Nigerian "healthcare" is terrible to say the least. My younger brother just shared a story with me and told me how a Nigerian doctor broke his finger. Private hospitals are an alternative but considering most Nigerian can't afford the cost of state hospitals, this is the preserve of the well-off.

To paint you a picture of Nigeria's health crisis, if you needed a drip to keep you alive in a Nigerian state hospital, you'd first be marched to the pharmacy in a semi-conscious state to first purchase the drip.
I have to also mention Nigeria boasts the worst roads you'll find, constant petrol shortages and frequent power cuts.

All this is hard to accept considering Nigeria is Africa's biggest oil producer and the world's 9th largest and the fifth-biggest source of US oil imports. Despite this, it has to import oil to meet domestic need whilst it sells its own to the powers that be.

The recent strikes in Nigeria suggest this is even harder to accept by Nigerians who consider affordable petrol their birthright from a state that does little else for them.

Nigeria has a history of military dictators who have stolen billions of petro-dollars and hidden them in Swiss bank accounts whilst borrowing from the world bank to the tune of $30 billion. This has been the ongoing story since the 60's and as oil has kept flowing criticisms have been few from western governments who have continually sold arms to successive ruling military juntas.

At one point there were rumour that Nigeria's new "democratic" government might stand up to the IMF and demand to know why it lent money to non-existent projects and would demand to see evidence of these project before making repayments.
However these proved untrue after Obasanjo himself went cap in hand to the IMF requesting more loans to "safeguard its return to democracy".

Obansanjo can be pretty confident he'll get it since IMF Managing Director Michel Camdessus promised IMF aid if "Nigeria demonstrated that it is fully committed to reform" which Nigeria has already begun by selling off state companies such as the power and telecommunications utilities and oil refineries.

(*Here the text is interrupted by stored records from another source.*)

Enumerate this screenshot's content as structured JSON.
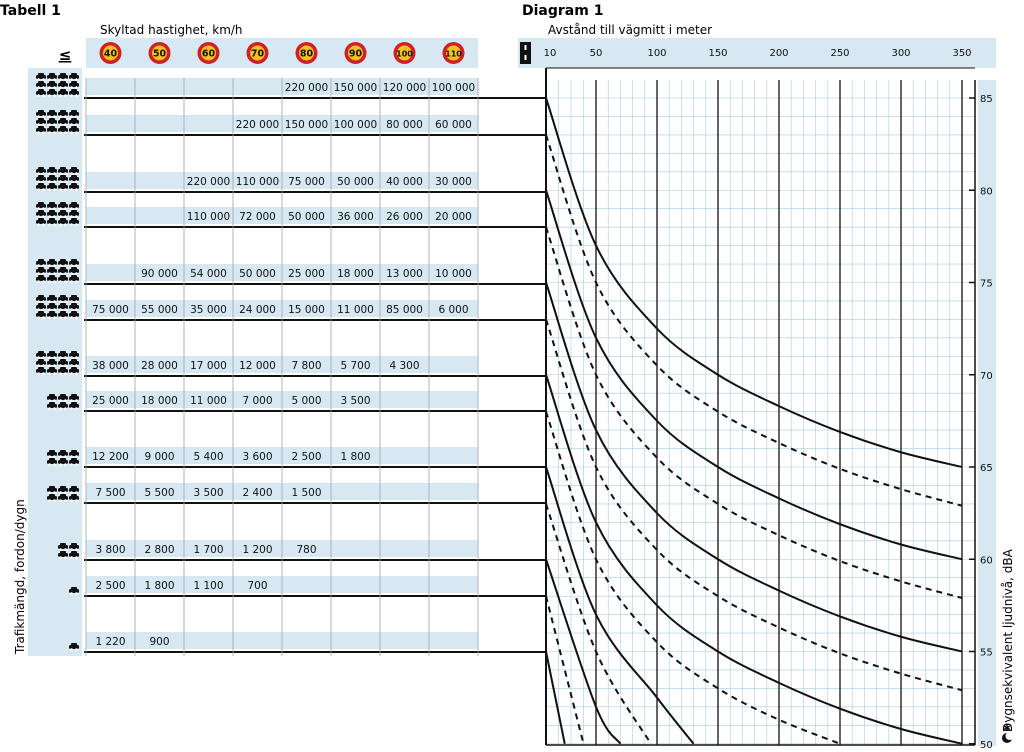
{
  "table": {
    "title": "Tabell 1",
    "speed_label": "Skyltad hastighet, km/h",
    "le_symbol": "≤",
    "speeds": [
      "40",
      "50",
      "60",
      "70",
      "80",
      "90",
      "100",
      "110"
    ],
    "traffic_label": "Trafikmängd, fordon/dygn",
    "rows": [
      {
        "cars": 5,
        "values": [
          "",
          "",
          "",
          "",
          "220 000",
          "150 000",
          "120 000",
          "100 000"
        ]
      },
      {
        "cars": 5,
        "values": [
          "",
          "",
          "",
          "220 000",
          "150 000",
          "100 000",
          "80 000",
          "60 000"
        ]
      },
      {
        "cars": 5,
        "values": [
          "",
          "",
          "220 000",
          "110 000",
          "75 000",
          "50 000",
          "40 000",
          "30 000"
        ]
      },
      {
        "cars": 5,
        "values": [
          "",
          "",
          "110 000",
          "72 000",
          "50 000",
          "36 000",
          "26 000",
          "20 000"
        ]
      },
      {
        "cars": 4,
        "values": [
          "",
          "90 000",
          "54 000",
          "50 000",
          "25 000",
          "18 000",
          "13 000",
          "10 000"
        ]
      },
      {
        "cars": 4,
        "values": [
          "75 000",
          "55 000",
          "35 000",
          "24 000",
          "15 000",
          "11 000",
          "85 000",
          "6 000"
        ]
      },
      {
        "cars": 4,
        "values": [
          "38 000",
          "28 000",
          "17 000",
          "12 000",
          "7 800",
          "5 700",
          "4 300",
          ""
        ]
      },
      {
        "cars": 3,
        "values": [
          "25 000",
          "18 000",
          "11 000",
          "7 000",
          "5 000",
          "3 500",
          "",
          ""
        ]
      },
      {
        "cars": 3,
        "values": [
          "12 200",
          "9 000",
          "5 400",
          "3 600",
          "2 500",
          "1 800",
          "",
          ""
        ]
      },
      {
        "cars": 3,
        "values": [
          "7 500",
          "5 500",
          "3 500",
          "2 400",
          "1 500",
          "",
          "",
          ""
        ]
      },
      {
        "cars": 2,
        "values": [
          "3 800",
          "2 800",
          "1 700",
          "1 200",
          "780",
          "",
          "",
          ""
        ]
      },
      {
        "cars": 1,
        "values": [
          "2 500",
          "1 800",
          "1 100",
          "700",
          "",
          "",
          "",
          ""
        ]
      },
      {
        "cars": 1,
        "values": [
          "1 220",
          "900",
          "",
          "",
          "",
          "",
          "",
          ""
        ]
      }
    ]
  },
  "chart_data": {
    "type": "line",
    "title": "Diagram 1",
    "xlabel": "Avstånd till vägmitt i meter",
    "ylabel": "Dygnsekvivalent ljudnivå, dBA",
    "x_ticks": [
      10,
      50,
      100,
      150,
      200,
      250,
      300,
      350
    ],
    "x_ticks_labels": [
      "10",
      "50",
      "100",
      "150",
      "200",
      "250",
      "300",
      "350"
    ],
    "y_ticks": [
      85,
      80,
      75,
      70,
      65,
      60,
      55,
      50
    ],
    "y_ticks_labels": [
      "85",
      "80",
      "75",
      "70",
      "65",
      "60",
      "55",
      "50"
    ],
    "xlim": [
      10,
      350
    ],
    "ylim": [
      50,
      86
    ],
    "grid": true,
    "series": [
      {
        "style": "solid",
        "points": [
          [
            10,
            85
          ],
          [
            50,
            77
          ],
          [
            100,
            72.5
          ],
          [
            150,
            70
          ],
          [
            200,
            68.3
          ],
          [
            250,
            66.9
          ],
          [
            300,
            65.8
          ],
          [
            350,
            65
          ]
        ]
      },
      {
        "style": "dashed",
        "points": [
          [
            10,
            83
          ],
          [
            50,
            75
          ],
          [
            100,
            70.5
          ],
          [
            150,
            68
          ],
          [
            200,
            66.3
          ],
          [
            250,
            64.9
          ],
          [
            300,
            63.8
          ],
          [
            350,
            62.9
          ]
        ]
      },
      {
        "style": "solid",
        "points": [
          [
            10,
            80
          ],
          [
            50,
            72
          ],
          [
            100,
            67.5
          ],
          [
            150,
            65
          ],
          [
            200,
            63.3
          ],
          [
            250,
            61.9
          ],
          [
            300,
            60.8
          ],
          [
            350,
            60
          ]
        ]
      },
      {
        "style": "dashed",
        "points": [
          [
            10,
            78
          ],
          [
            50,
            70
          ],
          [
            100,
            65.5
          ],
          [
            150,
            63
          ],
          [
            200,
            61.3
          ],
          [
            250,
            59.9
          ],
          [
            300,
            58.8
          ],
          [
            350,
            57.9
          ]
        ]
      },
      {
        "style": "solid",
        "points": [
          [
            10,
            75
          ],
          [
            50,
            67
          ],
          [
            100,
            62.5
          ],
          [
            150,
            60
          ],
          [
            200,
            58.3
          ],
          [
            250,
            56.9
          ],
          [
            300,
            55.8
          ],
          [
            350,
            55
          ]
        ]
      },
      {
        "style": "dashed",
        "points": [
          [
            10,
            73
          ],
          [
            50,
            65
          ],
          [
            100,
            60.5
          ],
          [
            150,
            58
          ],
          [
            200,
            56.3
          ],
          [
            250,
            54.9
          ],
          [
            300,
            53.8
          ],
          [
            350,
            52.9
          ]
        ]
      },
      {
        "style": "solid",
        "points": [
          [
            10,
            70
          ],
          [
            50,
            62
          ],
          [
            100,
            57.5
          ],
          [
            150,
            55
          ],
          [
            200,
            53.3
          ],
          [
            250,
            51.9
          ],
          [
            300,
            50.8
          ],
          [
            350,
            50
          ]
        ]
      },
      {
        "style": "dashed",
        "points": [
          [
            10,
            68
          ],
          [
            50,
            60
          ],
          [
            100,
            55.5
          ],
          [
            150,
            53
          ],
          [
            200,
            51.3
          ],
          [
            250,
            50
          ]
        ]
      },
      {
        "style": "solid",
        "points": [
          [
            10,
            65
          ],
          [
            50,
            57
          ],
          [
            100,
            52.5
          ],
          [
            130,
            50
          ]
        ]
      },
      {
        "style": "dashed",
        "points": [
          [
            10,
            63
          ],
          [
            50,
            55
          ],
          [
            95,
            50
          ]
        ]
      },
      {
        "style": "solid",
        "points": [
          [
            10,
            60
          ],
          [
            50,
            52
          ],
          [
            70,
            50
          ]
        ]
      },
      {
        "style": "dashed",
        "points": [
          [
            10,
            58
          ],
          [
            40,
            50
          ]
        ]
      },
      {
        "style": "solid",
        "points": [
          [
            10,
            55
          ],
          [
            25,
            50
          ]
        ]
      }
    ]
  },
  "colors": {
    "panel": "#d7e8f3",
    "grid_fine": "#a8cbe2",
    "sign_fill": "#f4c21c",
    "sign_ring": "#d11f27",
    "ink": "#111111"
  }
}
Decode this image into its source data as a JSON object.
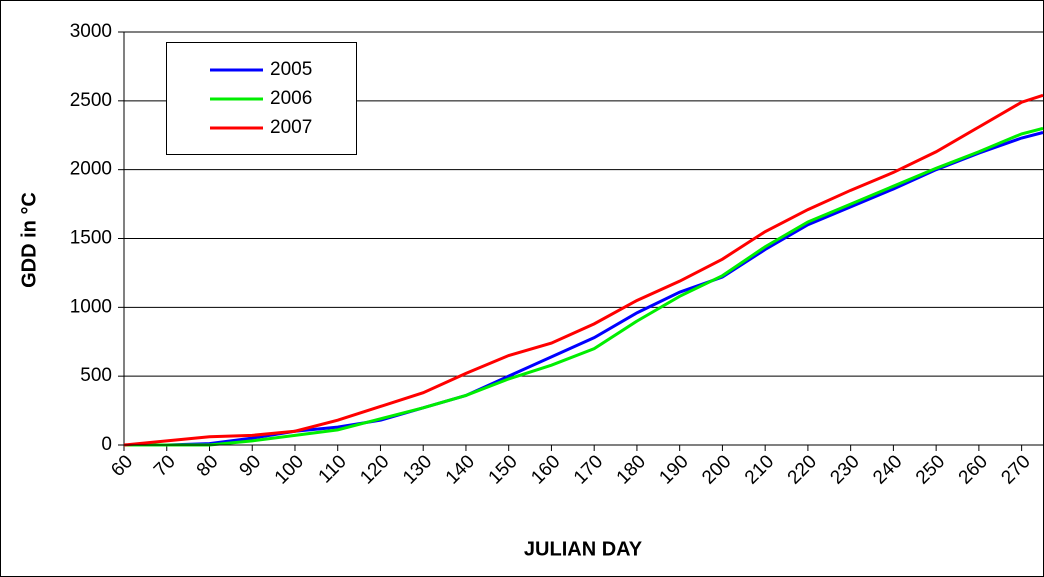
{
  "chart_data": {
    "type": "line",
    "x_label": "JULIAN DAY",
    "y_label": "GDD in °C",
    "x": [
      60,
      70,
      80,
      90,
      100,
      110,
      120,
      130,
      140,
      150,
      160,
      170,
      180,
      190,
      200,
      210,
      220,
      230,
      240,
      250,
      260,
      270,
      275
    ],
    "series": [
      {
        "name": "2005",
        "color": "#0000ff",
        "values": [
          0,
          0,
          10,
          50,
          100,
          130,
          180,
          270,
          360,
          500,
          640,
          780,
          960,
          1110,
          1220,
          1420,
          1600,
          1730,
          1860,
          2000,
          2120,
          2230,
          2270
        ]
      },
      {
        "name": "2006",
        "color": "#00ee00",
        "values": [
          0,
          0,
          0,
          30,
          70,
          110,
          190,
          270,
          360,
          480,
          580,
          700,
          900,
          1080,
          1230,
          1440,
          1620,
          1750,
          1880,
          2010,
          2130,
          2260,
          2300
        ]
      },
      {
        "name": "2007",
        "color": "#ff0000",
        "values": [
          0,
          30,
          60,
          70,
          100,
          180,
          280,
          380,
          520,
          650,
          740,
          880,
          1050,
          1190,
          1350,
          1550,
          1710,
          1850,
          1980,
          2130,
          2310,
          2490,
          2540
        ]
      }
    ],
    "xlim": [
      60,
      275
    ],
    "xticks": [
      60,
      70,
      80,
      90,
      100,
      110,
      120,
      130,
      140,
      150,
      160,
      170,
      180,
      190,
      200,
      210,
      220,
      230,
      240,
      250,
      260,
      270
    ],
    "ylim": [
      0,
      3000
    ],
    "yticks": [
      0,
      500,
      1000,
      1500,
      2000,
      2500,
      3000
    ],
    "grid": true,
    "legend": "upper left"
  }
}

I think its only a matter of time until the IMF dictates Nigeria's state hospitals consider extracting and selling patients healthy body parts to western clients in some sort of exhange program whilst in hospital to pay for drug treatment.
Somehow the idea seems very free-marketish.
I am sure its the sort initiative they would applaud and might even guarantee Obasanjo further IMF loans.
Furthermore imagine in true capitalist tradition (like the terrordaq index the pentagon proposed), the prices of organs were floated on some organ stock market, so despite only seeking treatment for a yeast infection, if kidney prices had plummeted you'd have to sacrifice a kidney, 12 pints of blood, part of your liver and some marrow.

George Monbiot (www.monbiot.com) makes an interesting point, he says "Poor nations possess an invincible weapon. If you owe the bank $100 you are in trouble. If you owe them $100,000 the bank is in trouble. What if you owe the bank $2.5 trillion. If you defaulted on your debts at once you could bring down the entire global financial system. The point of possessing a terrifying weapon is that you don't necessarily have to use it. The fear alone can be sufficient to get results. Nowhere does fear do its work more effectively than in the great concrete towers of the financial markets. We should seek then not to overthrow globalisation, but to capture it and to use it as a vehicle for humanity's first global democratic revolution."